NMR spectroscopy is one of the few experimental techniques capable of measuring the occupancies of individual binding sites on proteins and therefore determining the microscopic binding affinities. Coupling this site-specific data with the macroscopic binding data from ITC allows a complete description of the binding properties of the system. A method of determining cooperativity using NMR spectroscopy has been described using the isotope-enriched two-dimensional heteronuclear single-quantum coherence experiment (2D HSQC) [26]. The ligands are isotopically labeled (usually ¹H and ¹³C or ¹⁵N) whilst the macromolecule remains unenriched. Spectra are recorded at different molar ratios and the peak volumes are integrated. Isotherms are generated by plotting the peak volume integration against molar ratio. The data is then fitted to site-specific binding models to obtain the thermodynamic parameters.

ITC provides information rich data with kinetic, thermodynamic and stoichiometric parameters defined in a single experiment. As one of the few biophysical techniques able to dissect the thermodynamics of a binding event, it has rapidly become an important tool in the study of biological interactions, including those involved in ternary complex formation and the binding of multivalent ligands. Assemblies of such systems are often regulated by cooperativity. Cooperativity is best understood in terms of thermodynamics, as not all cooperative systems undergo conformational changes that are often associated with allosteric modulation. Thus, ITC is the ideal technique to ascertain the origin and underlying mechanisms of cooperativity.

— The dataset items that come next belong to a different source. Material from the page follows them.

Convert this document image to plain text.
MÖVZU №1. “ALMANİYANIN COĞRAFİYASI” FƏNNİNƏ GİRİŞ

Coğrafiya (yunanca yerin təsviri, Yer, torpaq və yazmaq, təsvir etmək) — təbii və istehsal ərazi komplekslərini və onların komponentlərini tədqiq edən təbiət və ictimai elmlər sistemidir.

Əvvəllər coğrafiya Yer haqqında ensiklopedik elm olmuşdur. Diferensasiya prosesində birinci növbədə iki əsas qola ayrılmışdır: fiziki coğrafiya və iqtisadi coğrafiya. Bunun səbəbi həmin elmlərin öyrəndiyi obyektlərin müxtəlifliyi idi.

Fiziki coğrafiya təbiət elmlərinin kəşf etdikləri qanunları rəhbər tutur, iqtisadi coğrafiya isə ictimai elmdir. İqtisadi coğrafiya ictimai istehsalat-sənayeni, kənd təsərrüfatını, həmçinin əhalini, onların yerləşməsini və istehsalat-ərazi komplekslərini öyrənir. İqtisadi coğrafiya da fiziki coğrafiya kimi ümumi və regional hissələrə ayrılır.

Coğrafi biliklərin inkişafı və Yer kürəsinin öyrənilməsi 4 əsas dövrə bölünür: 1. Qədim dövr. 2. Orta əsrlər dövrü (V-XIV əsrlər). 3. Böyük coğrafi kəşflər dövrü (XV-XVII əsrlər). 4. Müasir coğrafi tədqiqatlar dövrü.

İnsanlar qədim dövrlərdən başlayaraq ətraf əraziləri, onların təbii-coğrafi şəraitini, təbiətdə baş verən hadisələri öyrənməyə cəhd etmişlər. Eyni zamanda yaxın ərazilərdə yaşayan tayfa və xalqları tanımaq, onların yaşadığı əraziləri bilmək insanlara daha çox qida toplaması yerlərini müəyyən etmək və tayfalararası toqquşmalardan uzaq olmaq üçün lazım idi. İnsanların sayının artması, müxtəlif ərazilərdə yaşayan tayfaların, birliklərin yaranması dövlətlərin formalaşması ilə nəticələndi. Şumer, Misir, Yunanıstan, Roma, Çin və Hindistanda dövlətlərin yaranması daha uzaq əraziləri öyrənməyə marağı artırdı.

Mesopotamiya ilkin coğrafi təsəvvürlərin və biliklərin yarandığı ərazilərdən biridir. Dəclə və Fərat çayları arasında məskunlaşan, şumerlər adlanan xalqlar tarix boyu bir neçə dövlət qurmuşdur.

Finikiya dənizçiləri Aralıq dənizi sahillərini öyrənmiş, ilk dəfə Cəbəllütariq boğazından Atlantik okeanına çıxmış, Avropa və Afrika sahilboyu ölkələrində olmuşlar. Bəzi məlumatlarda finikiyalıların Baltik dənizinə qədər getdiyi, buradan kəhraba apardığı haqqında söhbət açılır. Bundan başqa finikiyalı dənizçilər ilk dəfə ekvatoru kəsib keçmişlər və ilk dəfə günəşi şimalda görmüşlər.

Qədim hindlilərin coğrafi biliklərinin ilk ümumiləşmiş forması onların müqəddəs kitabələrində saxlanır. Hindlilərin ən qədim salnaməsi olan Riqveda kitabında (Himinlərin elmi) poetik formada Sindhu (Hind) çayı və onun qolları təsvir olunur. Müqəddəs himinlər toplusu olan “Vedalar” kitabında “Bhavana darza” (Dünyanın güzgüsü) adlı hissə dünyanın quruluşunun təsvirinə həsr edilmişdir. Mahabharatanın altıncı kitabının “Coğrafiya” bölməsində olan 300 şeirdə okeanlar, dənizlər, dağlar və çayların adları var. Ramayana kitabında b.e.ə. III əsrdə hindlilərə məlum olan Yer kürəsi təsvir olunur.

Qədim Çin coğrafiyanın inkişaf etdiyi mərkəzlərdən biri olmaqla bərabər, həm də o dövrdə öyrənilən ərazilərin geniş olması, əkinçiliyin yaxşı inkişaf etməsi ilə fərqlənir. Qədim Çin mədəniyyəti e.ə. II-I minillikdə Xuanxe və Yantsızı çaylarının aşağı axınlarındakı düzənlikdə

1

To obtain full thermodynamic characterisation of the cooperativity, multiple complementary titrations are often necessary to define binding and cooperativity parameters. The importance of correct experimental design and selection of suitable binding models cannot be understated. The recent application of model-independent binding polynomial formalism to analyse ITC data should reduce the number of examples in the literature where incorrect or insufficient binding models are used.

The example of glycocholate binding to I-BABP illustrates the abundant information that can be obtained from the combination of ITC with other biophysical techniques (full characterisation of the microscopic and macroscopic binding affinities). Global analysis offers the possibility of combining ITC with data from other techniques such as surface plasmon resonance [50], NMR [51], circular dichroism [52], spectrofluorometry [53] and dynamic light scattering [50].